Eine zweisprachige schule ist kein versuch das verhältnis zwischen muttersprache und fremdsprache umzukehren! Für den der bereits zweisprachig aufwächst ist eine zweisprachige schule nur eine logische reaktion des südtiroler bildungssystem auf seine bedürfnisse. In den städten ist die zahl der zweisprachig aufwachsenden kinder nicht mehr vernachlässigbar gering wie vielleicht in den achzigern. Beziehungsweise sind zweisprachige kinder nicht mehr stigmatisiert, und werden zu einsprachigen kindern “zurückgebildet” sobald sie in den kindergarten kommen (auch aufgrund der neuen theorien in der sprachwissenschaft, die in den 1980ern teilweise politisch motiviert zweisprachigkeit als ein nachteil statt eines bonusses ansah, und die sich nun radikal davon distanziert und davon ausgeht daß zweisprachige kinder beim erlernen von sprache und verbalen fähigkeiten generell einen vorteil haben – auch hier ist die nächste unibibliothek dein freund – mit ausnahmen, siehe kommentar oben bez uni bz).

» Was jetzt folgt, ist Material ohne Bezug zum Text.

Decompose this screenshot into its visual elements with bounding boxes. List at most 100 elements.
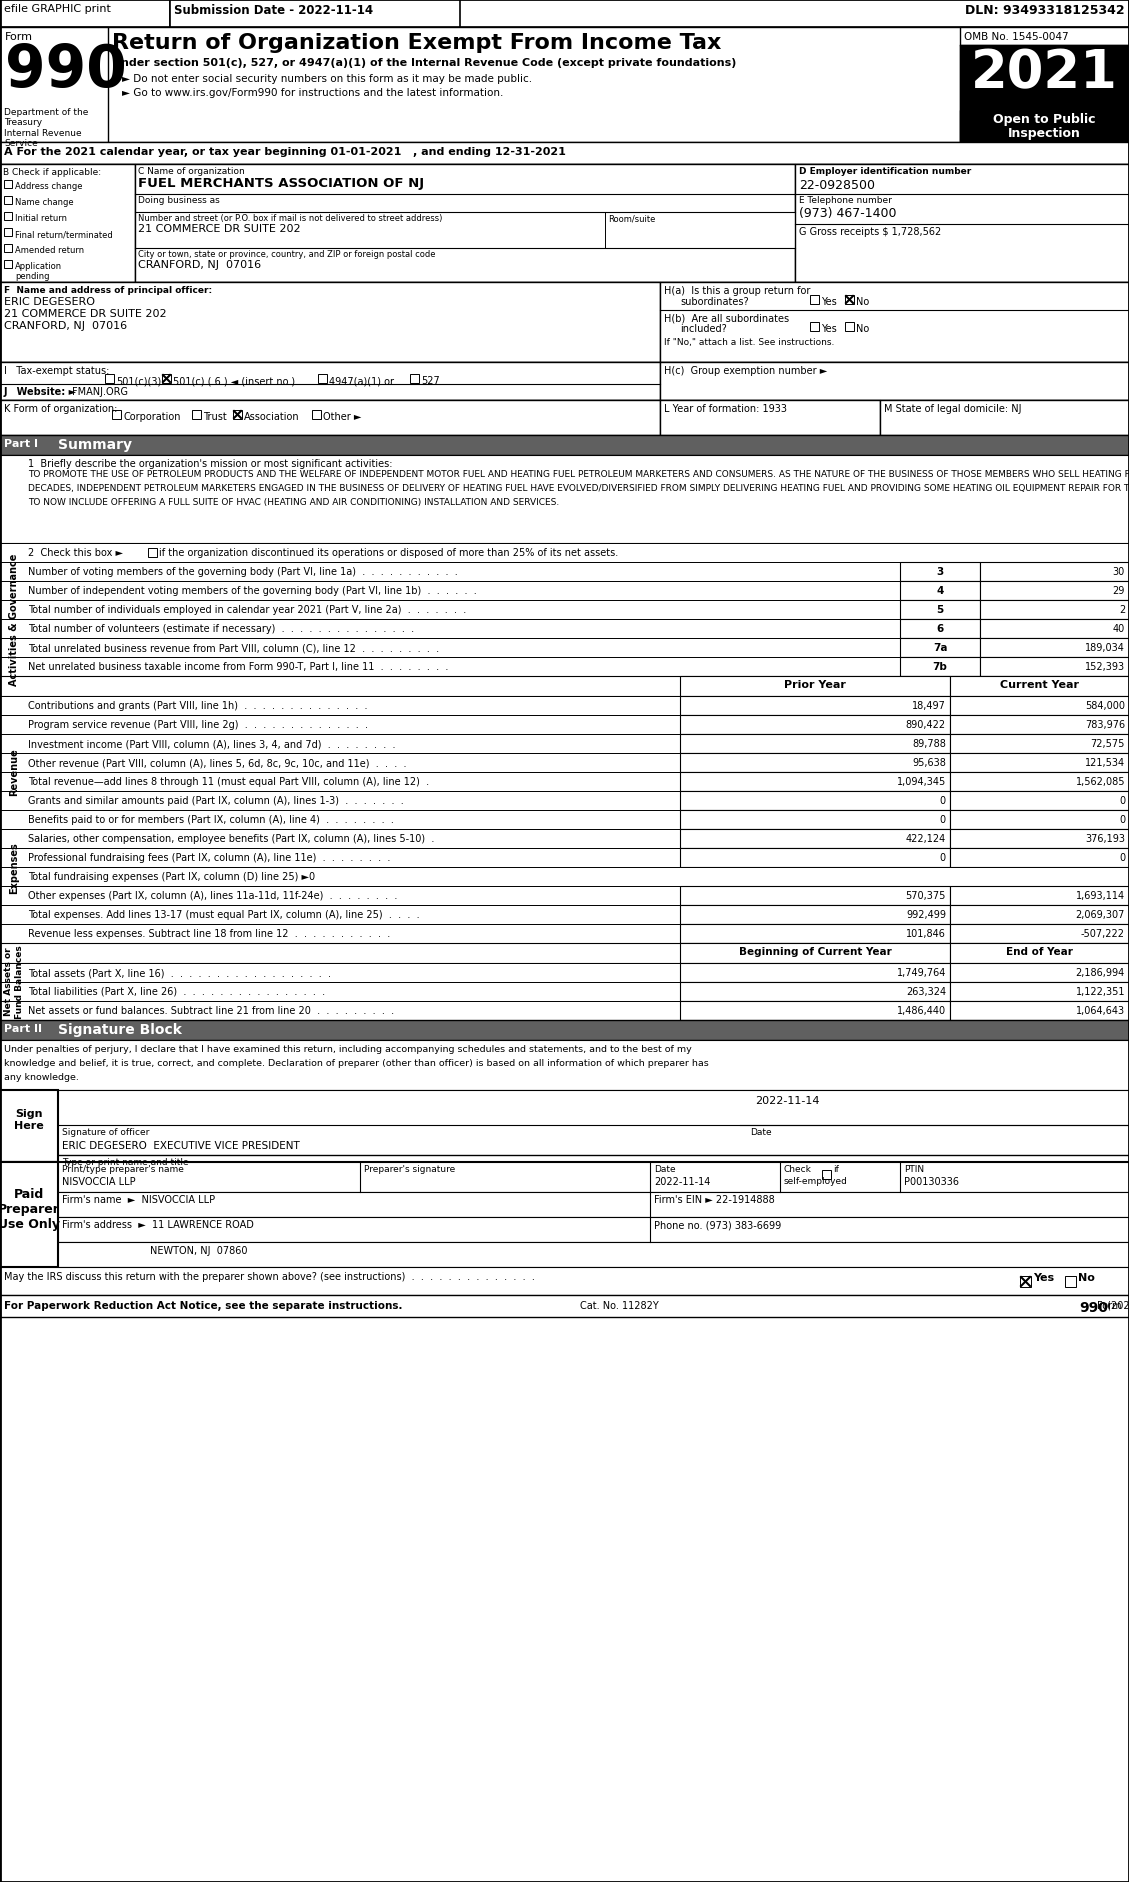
Text: Total number of individuals employed in calendar year 2021 (Part V, line 2a)  . : Total number of individuals employed in … xyxy=(28,604,466,615)
Bar xyxy=(980,563,1129,582)
Text: J   Website: ►: J Website: ► xyxy=(5,388,77,397)
Text: knowledge and belief, it is true, correct, and complete. Declaration of preparer: knowledge and belief, it is true, correc… xyxy=(5,1058,709,1067)
Bar xyxy=(0,753,1129,774)
Bar xyxy=(949,982,1129,1001)
Text: Department of the
Treasury
Internal Revenue
Service: Department of the Treasury Internal Reve… xyxy=(5,107,88,149)
Text: I   Tax-exempt status:: I Tax-exempt status: xyxy=(5,365,110,376)
Bar xyxy=(949,792,1129,811)
Text: 990: 990 xyxy=(1079,1300,1108,1314)
Bar xyxy=(5,230,12,237)
Text: 89,788: 89,788 xyxy=(912,738,946,749)
Text: Net Assets or
Fund Balances: Net Assets or Fund Balances xyxy=(5,945,24,1018)
Text: Part II: Part II xyxy=(5,1024,42,1033)
Bar xyxy=(844,324,854,331)
Text: included?: included? xyxy=(680,324,727,333)
Text: 1,749,764: 1,749,764 xyxy=(896,967,946,977)
Bar xyxy=(0,830,1129,849)
Bar xyxy=(949,678,1129,696)
Text: Return of Organization Exempt From Income Tax: Return of Organization Exempt From Incom… xyxy=(112,34,721,53)
Text: A For the 2021 calendar year, or tax year beginning 01-01-2021   , and ending 12: A For the 2021 calendar year, or tax yea… xyxy=(5,147,566,156)
Bar xyxy=(5,262,12,269)
Bar xyxy=(0,1001,1129,1020)
Bar xyxy=(949,943,1129,964)
Bar xyxy=(0,1295,1129,1317)
Text: (973) 467-1400: (973) 467-1400 xyxy=(799,207,896,220)
Text: 584,000: 584,000 xyxy=(1085,700,1124,711)
Text: 2021: 2021 xyxy=(971,47,1118,100)
Text: FUEL MERCHANTS ASSOCIATION OF NJ: FUEL MERCHANTS ASSOCIATION OF NJ xyxy=(138,177,425,190)
Bar xyxy=(148,550,157,557)
Bar xyxy=(0,0,1129,28)
Bar xyxy=(680,924,949,943)
Bar xyxy=(318,375,327,384)
Bar xyxy=(980,619,1129,638)
Bar xyxy=(0,455,1129,544)
Bar xyxy=(879,401,1129,437)
Bar xyxy=(822,1171,831,1180)
Bar xyxy=(0,1020,1129,1041)
Text: Revenue less expenses. Subtract line 18 from line 12  .  .  .  .  .  .  .  .  . : Revenue less expenses. Subtract line 18 … xyxy=(28,928,391,939)
Text: 152,393: 152,393 xyxy=(1085,662,1124,672)
Text: 2: 2 xyxy=(1119,604,1124,615)
Bar xyxy=(980,638,1129,657)
Text: CRANFORD, NJ  07016: CRANFORD, NJ 07016 xyxy=(138,260,261,269)
Bar xyxy=(0,734,1129,753)
Bar xyxy=(0,678,1129,696)
Bar xyxy=(105,375,114,384)
Bar xyxy=(0,401,660,437)
Text: 1,094,345: 1,094,345 xyxy=(896,777,946,787)
Text: Beginning of Current Year: Beginning of Current Year xyxy=(738,947,892,956)
Text: 0: 0 xyxy=(1119,815,1124,824)
Bar xyxy=(0,600,1129,619)
Text: Preparer's signature: Preparer's signature xyxy=(364,1165,455,1172)
Text: H(b)  Are all subordinates: H(b) Are all subordinates xyxy=(664,312,789,324)
Bar xyxy=(680,849,949,868)
Bar xyxy=(680,678,949,696)
Text: Total revenue—add lines 8 through 11 (must equal Part VIII, column (A), line 12): Total revenue—add lines 8 through 11 (mu… xyxy=(28,777,429,787)
Bar xyxy=(0,886,1129,905)
Text: (2021): (2021) xyxy=(1104,1300,1129,1310)
Text: No: No xyxy=(856,297,869,307)
Text: Open to Public: Open to Public xyxy=(994,113,1096,126)
Text: Salaries, other compensation, employee benefits (Part IX, column (A), lines 5-10: Salaries, other compensation, employee b… xyxy=(28,834,435,843)
Bar xyxy=(5,181,12,188)
Bar xyxy=(949,886,1129,905)
Text: Expenses: Expenses xyxy=(9,841,19,894)
Text: Program service revenue (Part VIII, line 2g)  .  .  .  .  .  .  .  .  .  .  .  .: Program service revenue (Part VIII, line… xyxy=(28,719,368,730)
Bar xyxy=(0,696,1129,715)
Text: No: No xyxy=(856,324,869,333)
Text: Final return/terminated: Final return/terminated xyxy=(15,230,113,239)
Bar xyxy=(5,213,12,220)
Bar xyxy=(135,166,795,282)
Bar xyxy=(0,1090,1129,1163)
Text: H(a)  Is this a group return for: H(a) Is this a group return for xyxy=(664,286,811,295)
Bar xyxy=(0,924,1129,943)
Bar xyxy=(0,28,1129,143)
Bar xyxy=(960,28,1129,143)
Text: 95,638: 95,638 xyxy=(912,758,946,768)
Text: ERIC DEGESERO  EXECUTIVE VICE PRESIDENT: ERIC DEGESERO EXECUTIVE VICE PRESIDENT xyxy=(62,1140,300,1150)
Text: 121,534: 121,534 xyxy=(1085,758,1124,768)
Bar xyxy=(1065,1276,1076,1287)
Bar xyxy=(660,282,1129,363)
Bar xyxy=(0,582,1129,600)
Text: 2022-11-14: 2022-11-14 xyxy=(654,1176,710,1186)
Text: ► Go to www.irs.gov/Form990 for instructions and the latest information.: ► Go to www.irs.gov/Form990 for instruct… xyxy=(122,88,504,98)
Bar xyxy=(980,582,1129,600)
Bar xyxy=(0,166,135,282)
Bar xyxy=(0,282,660,363)
Bar xyxy=(844,295,854,305)
Bar xyxy=(680,1001,949,1020)
Text: if the organization discontinued its operations or disposed of more than 25% of : if the organization discontinued its ope… xyxy=(159,548,619,557)
Text: 72,575: 72,575 xyxy=(1091,738,1124,749)
Text: Cat. No. 11282Y: Cat. No. 11282Y xyxy=(580,1300,658,1310)
Text: Name change: Name change xyxy=(15,198,73,207)
Text: Firm's address  ►  11 LAWRENCE ROAD: Firm's address ► 11 LAWRENCE ROAD xyxy=(62,1220,254,1229)
Text: Date: Date xyxy=(750,1127,771,1137)
Text: Room/suite: Room/suite xyxy=(609,215,655,222)
Bar xyxy=(0,849,1129,868)
Text: G Gross receipts $ 1,728,562: G Gross receipts $ 1,728,562 xyxy=(799,228,942,237)
Text: K Form of organization:: K Form of organization: xyxy=(5,405,117,414)
Text: 0: 0 xyxy=(939,796,946,805)
Bar xyxy=(900,638,980,657)
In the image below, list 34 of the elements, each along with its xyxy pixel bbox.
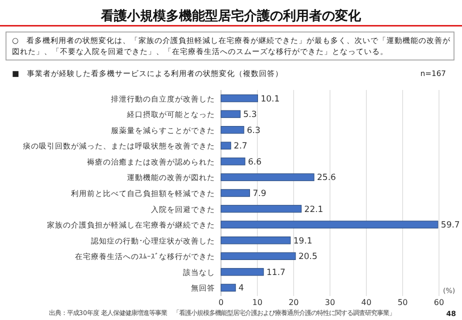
data-label: 7.9 [252,189,266,199]
bar [220,173,314,182]
chart-title: 看護小規模多機能型居宅介護の利用者の変化 [100,8,362,24]
data-label: 6.6 [248,157,262,168]
x-tick-label: 30 [324,298,336,307]
bar [220,189,250,197]
data-label: 5.3 [243,110,257,120]
x-tick-label: 10 [252,298,262,307]
x-tick-label: 20 [288,298,299,307]
data-label: 10.1 [260,94,280,104]
data-label: 22.1 [304,204,324,215]
data-label: 6.3 [246,126,260,136]
bar [220,284,236,292]
data-label: 4 [238,284,244,294]
x-tick-label: 0 [218,298,224,307]
x-tick-label: 50 [398,298,408,307]
bar [220,158,246,166]
data-label: 19.1 [293,236,312,246]
bar [220,252,296,260]
data-label: 2.7 [234,142,248,152]
data-label: 59.7 [440,220,460,231]
bar [220,268,264,276]
bar [220,110,241,118]
bar [220,236,291,244]
data-label: 25.6 [317,173,336,184]
bar [220,204,302,213]
x-tick-label: 40 [361,298,372,307]
bar [220,126,244,134]
data-label: 11.7 [266,268,286,278]
bar [220,142,232,150]
x-tick-label: 60 [434,298,444,307]
data-label: 20.5 [298,252,318,262]
bar [220,220,438,228]
bar [220,94,258,102]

Zweisprachigkeit ist vielleicht das asset welches südtirol gegenüber anderen regionen hat und welches die krassen standortnachteile wie die ungünstige lage eingeklemmt zwischen den bergen in der provinz europas wettmachen kann. übrigens schon immer wettmachen konnte – nur als ein aside: das mittelalter ist v.a. in bozen ein zweisprachiges, mit engen verbindungen nach norden hin aber auch zu venedig – das nur am rande. es ist auch nur eine invented tradition (siehe meinen artikel vorhin) daß südtirol ein deutsches gebiet ist. Auf was ich eigentlich abziele ist:
Eine zweisprachige schule macht keinen “einschnitt in die persönliche identität” eines menschen. Ganz im gegenteil: wie vorhin dargestellt ist sie für zweisprachige kinder eine logische antwort und anpassung (und förderung!) ihrer realität. Für kinder aus einsprachigen familien wäre sie auch nur vorteilhaft, bereitet sie doch kinder besser als deklarierter fremdsprachenunterricht auf die realität vor in der sie in südtirol leben werden – keinem land in dem italienisch keine fremdsprache ist sondern die zweite landessprache, eine gleichwertige landessprache die jeder bewohner sprechen können sollte (andersrum ist das deutsch für kinder aus italienischsprachigen familien, nur um das klarzustellen).
Eine anerkennung der zweisprachigkeit als southtyrolean way of life würde auch in meinen augen längst überholte apartheidsystheme wie der proporz und die parzellierung jedes postens und jeder gemeindemietwohnung nach sprachgruppenzugehörigkeit. Sobald es keine sprachgruppen mehr gibt werden wir auch so weit sein eine gemeinsame identität für ein neues zweisprachiges südtirol – wo es eben um das miteinander, nicht nur das geregelte und halbwegs friedliche nebeneinander geht – reif sein.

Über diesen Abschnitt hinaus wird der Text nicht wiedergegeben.